Abu Akleh, a veteran Al Jazeera reporter and a Christian, was killed by the Israeli military while reporting on an IDF raid in the Jenin refugee camp in the Israeli-occupied West Bank on May 11, 2022. She was shot in the head while wearing a vest clearly marked with the word “PRESS.”
“My findings were beyond a reasonable doubt that this was an intentional killing of Shireen Abu Akleh,” Col. Steve Gabavics told Zeteo reporter Mehdi Hasan. Gabavics affirmed that he came to the conclusion within 10 days of Abu Akleh’s killing.

Despite Gabavics’ findings, the Biden administration’s State Department claimed in a statement issued on July 4, 2022, that the shooting was unintentional and the result of “tragic circumstances.”

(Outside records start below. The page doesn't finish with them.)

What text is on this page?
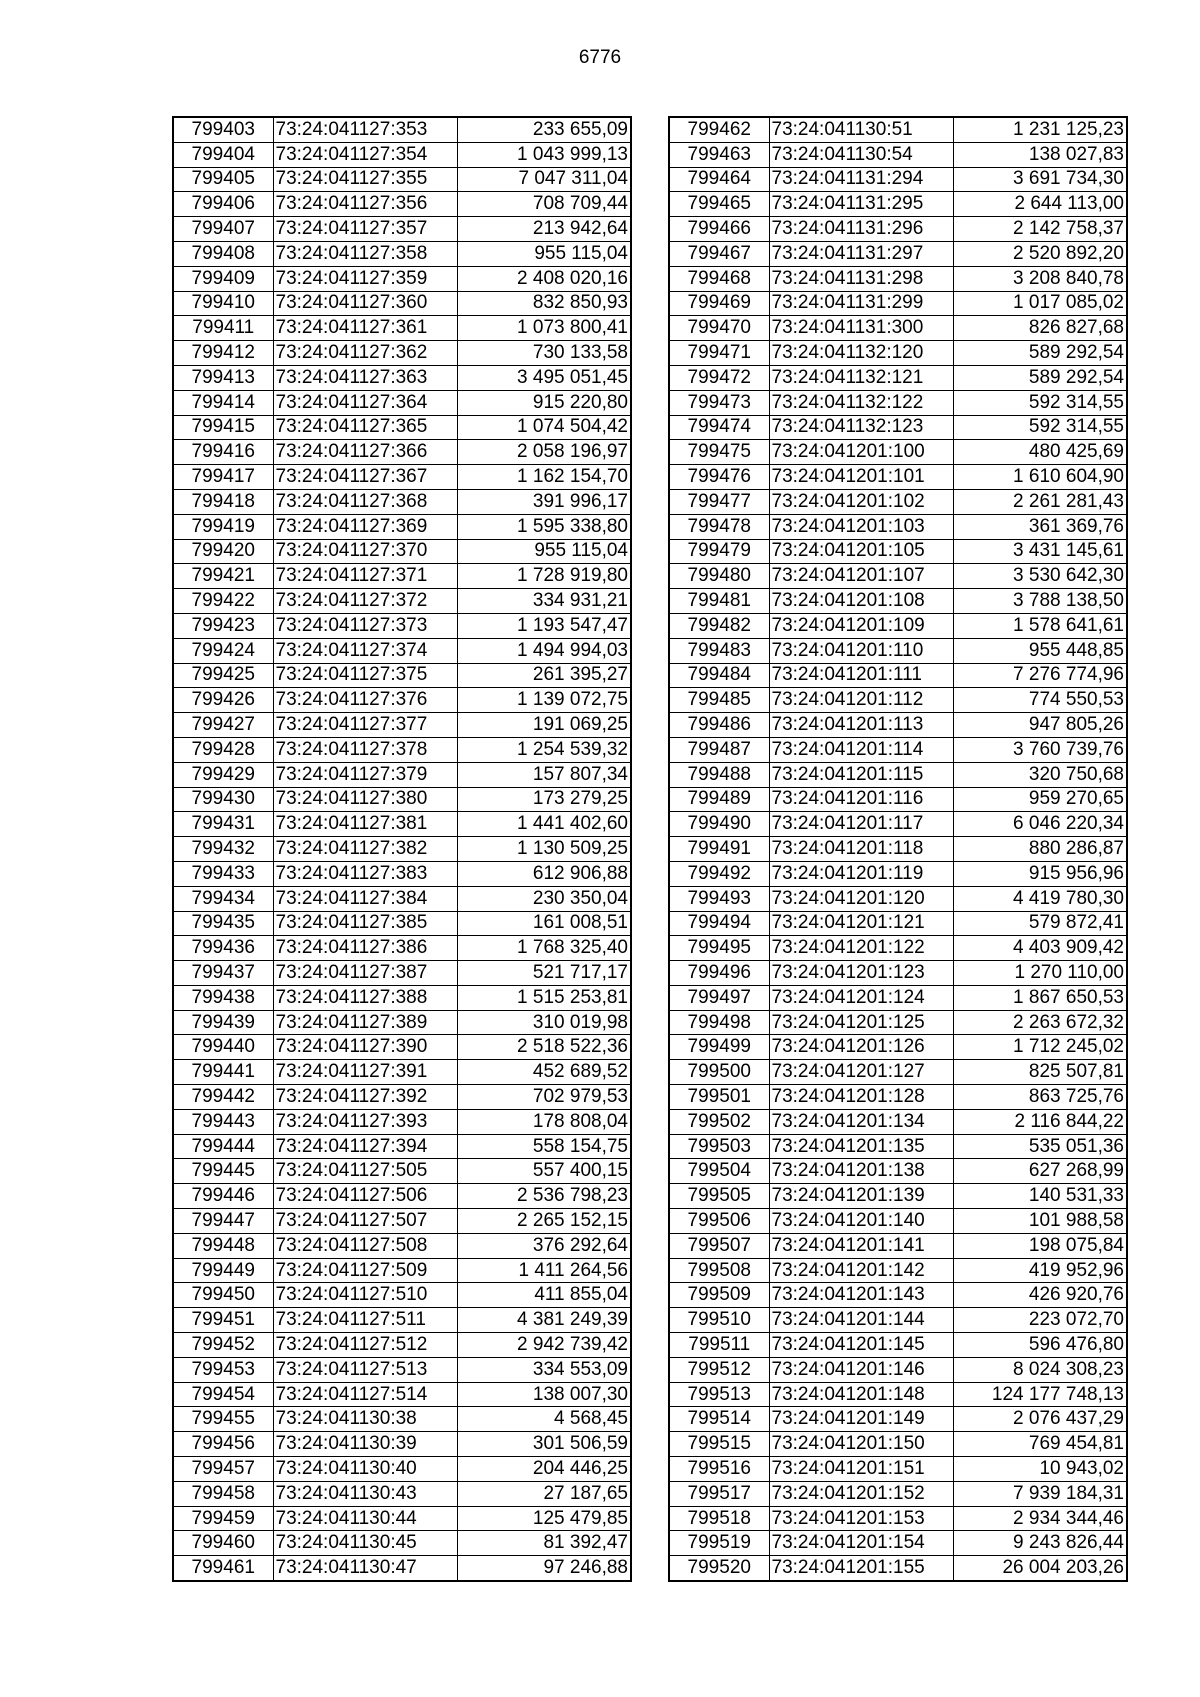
6776
799403	73:24:041127:353	233 655,09
799404	73:24:041127:354	1 043 999,13
799405	73:24:041127:355	7 047 311,04
799406	73:24:041127:356	708 709,44
799407	73:24:041127:357	213 942,64
799408	73:24:041127:358	955 115,04
799409	73:24:041127:359	2 408 020,16
799410	73:24:041127:360	832 850,93
799411	73:24:041127:361	1 073 800,41
799412	73:24:041127:362	730 133,58
799413	73:24:041127:363	3 495 051,45
799414	73:24:041127:364	915 220,80
799415	73:24:041127:365	1 074 504,42
799416	73:24:041127:366	2 058 196,97
799417	73:24:041127:367	1 162 154,70
799418	73:24:041127:368	391 996,17
799419	73:24:041127:369	1 595 338,80
799420	73:24:041127:370	955 115,04
799421	73:24:041127:371	1 728 919,80
799422	73:24:041127:372	334 931,21
799423	73:24:041127:373	1 193 547,47
799424	73:24:041127:374	1 494 994,03
799425	73:24:041127:375	261 395,27
799426	73:24:041127:376	1 139 072,75
799427	73:24:041127:377	191 069,25
799428	73:24:041127:378	1 254 539,32
799429	73:24:041127:379	157 807,34
799430	73:24:041127:380	173 279,25
799431	73:24:041127:381	1 441 402,60
799432	73:24:041127:382	1 130 509,25
799433	73:24:041127:383	612 906,88
799434	73:24:041127:384	230 350,04
799435	73:24:041127:385	161 008,51
799436	73:24:041127:386	1 768 325,40
799437	73:24:041127:387	521 717,17
799438	73:24:041127:388	1 515 253,81
799439	73:24:041127:389	310 019,98
799440	73:24:041127:390	2 518 522,36
799441	73:24:041127:391	452 689,52
799442	73:24:041127:392	702 979,53
799443	73:24:041127:393	178 808,04
799444	73:24:041127:394	558 154,75
799445	73:24:041127:505	557 400,15
799446	73:24:041127:506	2 536 798,23
799447	73:24:041127:507	2 265 152,15
799448	73:24:041127:508	376 292,64
799449	73:24:041127:509	1 411 264,56
799450	73:24:041127:510	411 855,04
799451	73:24:041127:511	4 381 249,39
799452	73:24:041127:512	2 942 739,42
799453	73:24:041127:513	334 553,09
799454	73:24:041127:514	138 007,30
799455	73:24:041130:38	4 568,45
799456	73:24:041130:39	301 506,59
799457	73:24:041130:40	204 446,25
799458	73:24:041130:43	27 187,65
799459	73:24:041130:44	125 479,85
799460	73:24:041130:45	81 392,47
799461	73:24:041130:47	97 246,88
799462	73:24:041130:51	1 231 125,23
799463	73:24:041130:54	138 027,83
799464	73:24:041131:294	3 691 734,30
799465	73:24:041131:295	2 644 113,00
799466	73:24:041131:296	2 142 758,37
799467	73:24:041131:297	2 520 892,20
799468	73:24:041131:298	3 208 840,78
799469	73:24:041131:299	1 017 085,02
799470	73:24:041131:300	826 827,68
799471	73:24:041132:120	589 292,54
799472	73:24:041132:121	589 292,54
799473	73:24:041132:122	592 314,55
799474	73:24:041132:123	592 314,55
799475	73:24:041201:100	480 425,69
799476	73:24:041201:101	1 610 604,90
799477	73:24:041201:102	2 261 281,43
799478	73:24:041201:103	361 369,76
799479	73:24:041201:105	3 431 145,61
799480	73:24:041201:107	3 530 642,30
799481	73:24:041201:108	3 788 138,50
799482	73:24:041201:109	1 578 641,61
799483	73:24:041201:110	955 448,85
799484	73:24:041201:111	7 276 774,96
799485	73:24:041201:112	774 550,53
799486	73:24:041201:113	947 805,26
799487	73:24:041201:114	3 760 739,76
799488	73:24:041201:115	320 750,68
799489	73:24:041201:116	959 270,65
799490	73:24:041201:117	6 046 220,34
799491	73:24:041201:118	880 286,87
799492	73:24:041201:119	915 956,96
799493	73:24:041201:120	4 419 780,30
799494	73:24:041201:121	579 872,41
799495	73:24:041201:122	4 403 909,42
799496	73:24:041201:123	1 270 110,00
799497	73:24:041201:124	1 867 650,53
799498	73:24:041201:125	2 263 672,32
799499	73:24:041201:126	1 712 245,02
799500	73:24:041201:127	825 507,81
799501	73:24:041201:128	863 725,76
799502	73:24:041201:134	2 116 844,22
799503	73:24:041201:135	535 051,36
799504	73:24:041201:138	627 268,99
799505	73:24:041201:139	140 531,33
799506	73:24:041201:140	101 988,58
799507	73:24:041201:141	198 075,84
799508	73:24:041201:142	419 952,96
799509	73:24:041201:143	426 920,76
799510	73:24:041201:144	223 072,70
799511	73:24:041201:145	596 476,80
799512	73:24:041201:146	8 024 308,23
799513	73:24:041201:148	124 177 748,13
799514	73:24:041201:149	2 076 437,29
799515	73:24:041201:150	769 454,81
799516	73:24:041201:151	10 943,02
799517	73:24:041201:152	7 939 184,31
799518	73:24:041201:153	2 934 344,46
799519	73:24:041201:154	9 243 826,44
799520	73:24:041201:155	26 004 203,26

Gabavics told Hasan that his boss at the time, Lt. Gen. Michael R. Fenzel, who led the US Security Coordinator liaison office for Israel, took the word of an Israeli general over his findings. Gabavics said that Gen. Yehuda Fox, the head of Israel’s Central Command at the time, told Fenzel that an Israeli soldier may have killed Abu Akleh, but that it was an “accident, that it was a matter of tragic circumstances,” the same language used in the Biden administration’s statement.
“So the US general takes the word of a foreign general over his own officer, who he sent to investigate?” Hasan asked Gabavics, to which he answered in the affirmative.

Gabavics first shared his story as an anonymous source for a Zeteo documentary titled “Who Killed Shireen?” He revealed his identity in an interview with The New York Times on Monday and said he came forward because of his frustration with the case.
The retired US colonel, who was a career military policeman and served 30 years, told the Times that he and his colleagues were “flabbergasted” by the Biden administration’s statement on Abu Akhleh’s killing and the fact that the State Department avoided calling it intentional “continued to be on my conscience nonstop.”
“The favoritism is always toward the Israelis. Very little of that goes to the Palestinians,” Gabavics said.